Wielu studentów wynajmuje więc wspólnie trzy- lub czteropokojowe mieszkania. Taka opcja jest znacznie tańsza, bo koszty rozkładają się na kilka osób. I tak przykładowo w Warszawie według danych Serwisu szybko.pl wynajem dużego mieszkania może kosztować 2,5-3 tys. zł miesięcznie. Po rozłożeniu na cztery osoby koszty będą więc o kilkaset złotych niższe niż w przypadku samodzielnego wynajmu. Mniej zapłacimy za wynajem w Krakowie, Poznaniu czy we Wrocławiu. Tam możemy liczyć na znalezienie czteropokojowego lokalu w przyzwoitym standardzie za 1,7-2,2 tys. zł miesięcznie. Po podziale na cztery osoby to około 500 zł na głowę. W mniejszych miastach wynajem jest tańszy - w Białymstoku, Lublinie czy Toruniu za najem 70-metrowego lokalu zapłacimy już od 1 tys. zł miesięcznie. Oczywiście do tego musimy doliczyć dodatkowe opłaty np. za internet czy telefon.
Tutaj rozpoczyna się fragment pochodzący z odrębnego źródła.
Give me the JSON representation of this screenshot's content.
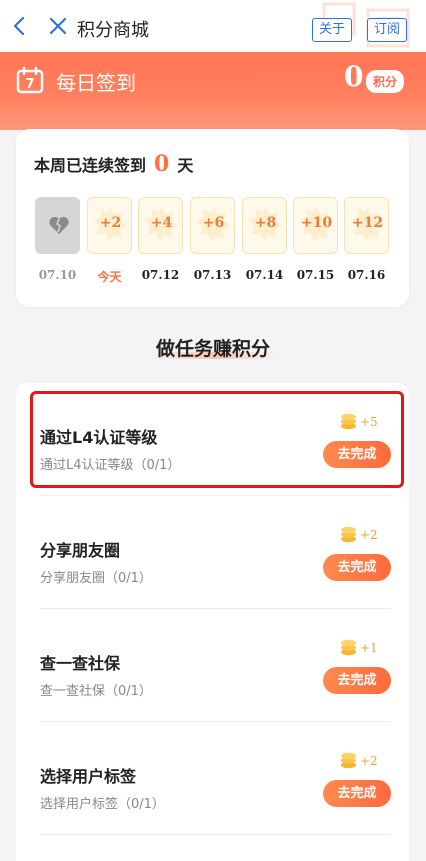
{
  "header": {
    "title": "积分商城",
    "about_label": "关于",
    "subscribe_label": "订阅"
  },
  "sign": {
    "title": "每日签到",
    "calendar_day": "7",
    "score": "0",
    "score_unit": "积分"
  },
  "streak": {
    "prefix": "本周已连续签到",
    "count": "0",
    "suffix": "天"
  },
  "days": [
    {
      "points": "",
      "date": "07.10",
      "state": "missed"
    },
    {
      "points": "+2",
      "date": "今天",
      "state": "today"
    },
    {
      "points": "+4",
      "date": "07.12",
      "state": "future"
    },
    {
      "points": "+6",
      "date": "07.13",
      "state": "future"
    },
    {
      "points": "+8",
      "date": "07.14",
      "state": "future"
    },
    {
      "points": "+10",
      "date": "07.15",
      "state": "future"
    },
    {
      "points": "+12",
      "date": "07.16",
      "state": "future"
    }
  ],
  "section": {
    "title": "做任务赚积分"
  },
  "tasks": [
    {
      "name": "通过L4认证等级",
      "sub": "通过L4认证等级（0/1）",
      "reward": "+5",
      "button": "去完成"
    },
    {
      "name": "分享朋友圈",
      "sub": "分享朋友圈（0/1）",
      "reward": "+2",
      "button": "去完成"
    },
    {
      "name": "查一查社保",
      "sub": "查一查社保（0/1）",
      "reward": "+1",
      "button": "去完成"
    },
    {
      "name": "选择用户标签",
      "sub": "选择用户标签（0/1）",
      "reward": "+2",
      "button": "去完成"
    }
  ],
  "colors": {
    "accent": "#ff6a4d",
    "link": "#2f73d8",
    "highlight": "#e01818",
    "reward": "#f0a040"
  }
}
Pamiętaj! O wynajęciu lokalu musisz pomyśleć trochę wcześniej, a nie w ostatniej chwili. W ten sposób możesz znaleźć lepszą ofertę i zaoszczędzić parę groszy. Z reguły we wrześniu ceny najmu rosną, bo jest znacznie większy popyt głównie ze strony studentów.

Jak wynająć mieszkanie?

Sposobów na wynajęcie lokalu jest kilka. Po pierwsze, możesz skorzystać z usług pośrednika w obrocie nieruchomościami. Po drugie, mieszkania możesz szukać na własną rękę. Taka metoda jest tańsza, ale wymaga więcej zachodu.

PRZEZ POŚREDNIKA

Agencja na twoje zlecenie znajdzie najbardziej odpowiadający twoim oczekiwaniom lokal. Ale niestety nic nie ma za darmo. Za swoje pośrednictwo weźmie ona prowizję wahającą się od 50 do 100 proc. miesięcznego najmu plus VAT. Z drugiej strony z dobrym pośrednikiem masz gwarancję, że znajdziesz to, czego szukasz.
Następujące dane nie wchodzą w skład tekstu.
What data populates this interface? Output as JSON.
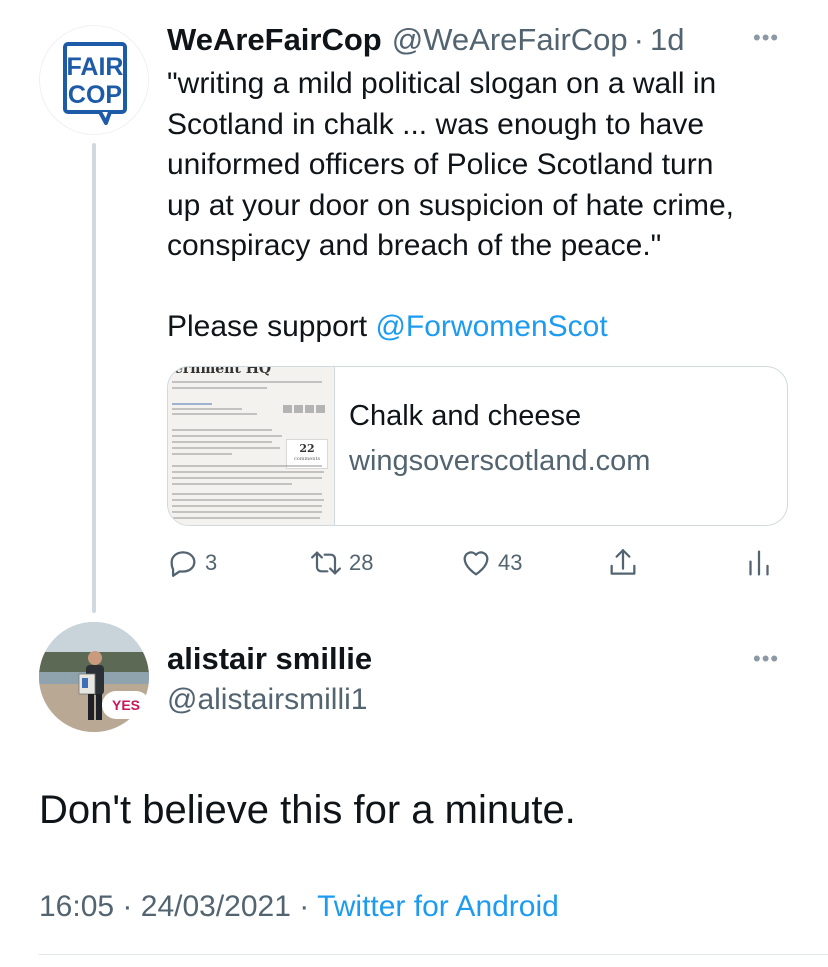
{
  "quoted_tweet": {
    "display_name": "WeAreFairCop",
    "handle": "@WeAreFairCop",
    "separator": "·",
    "age": "1d",
    "avatar_text": [
      "FAIR",
      "COP"
    ],
    "text_lines": [
      "\"writing a mild political slogan on a wall in",
      "Scotland in chalk ... was enough to have",
      "uniformed officers of Police Scotland turn",
      "up at your door on suspicion of hate crime,",
      "conspiracy and breach of the peace.\""
    ],
    "support_prefix": "Please support ",
    "support_mention": "@ForwomenScot",
    "card": {
      "title": "Chalk and cheese",
      "domain": "wingsoverscotland.com",
      "thumb_comment_count": "22",
      "thumb_comment_label": "comments"
    },
    "actions": {
      "replies": "3",
      "retweets": "28",
      "likes": "43"
    }
  },
  "reply_tweet": {
    "display_name": "alistair smillie",
    "handle": "@alistairsmilli1",
    "avatar_badge": "YES",
    "text": "Don't believe this for a minute.",
    "time": "16:05",
    "separator": "·",
    "date": "24/03/2021",
    "source": "Twitter for Android"
  },
  "colors": {
    "link": "#1d9bf0",
    "muted": "#536471",
    "border": "#cfd9de",
    "faircop_blue": "#1d5aa8"
  }
}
Decydując się na pośrednika, lepiej wybrać renomowaną i sprawdzoną firmę z doświadczeniem. W ten sposób unikniemy oszustw, które obecnie na szczęście są coraz rzadsze, ale jeszcze kilka lat temu zdarzały się. Niektóre agencje żądały opłaty wstępnej w wysokości nawet 200-300 zł za samo przekazanie adresów mieszkań do wynajęcia.

Pamiętaj! Pośrednik może od ciebie wziąć prowizję dopiero przy podpisywaniu umowy najmu.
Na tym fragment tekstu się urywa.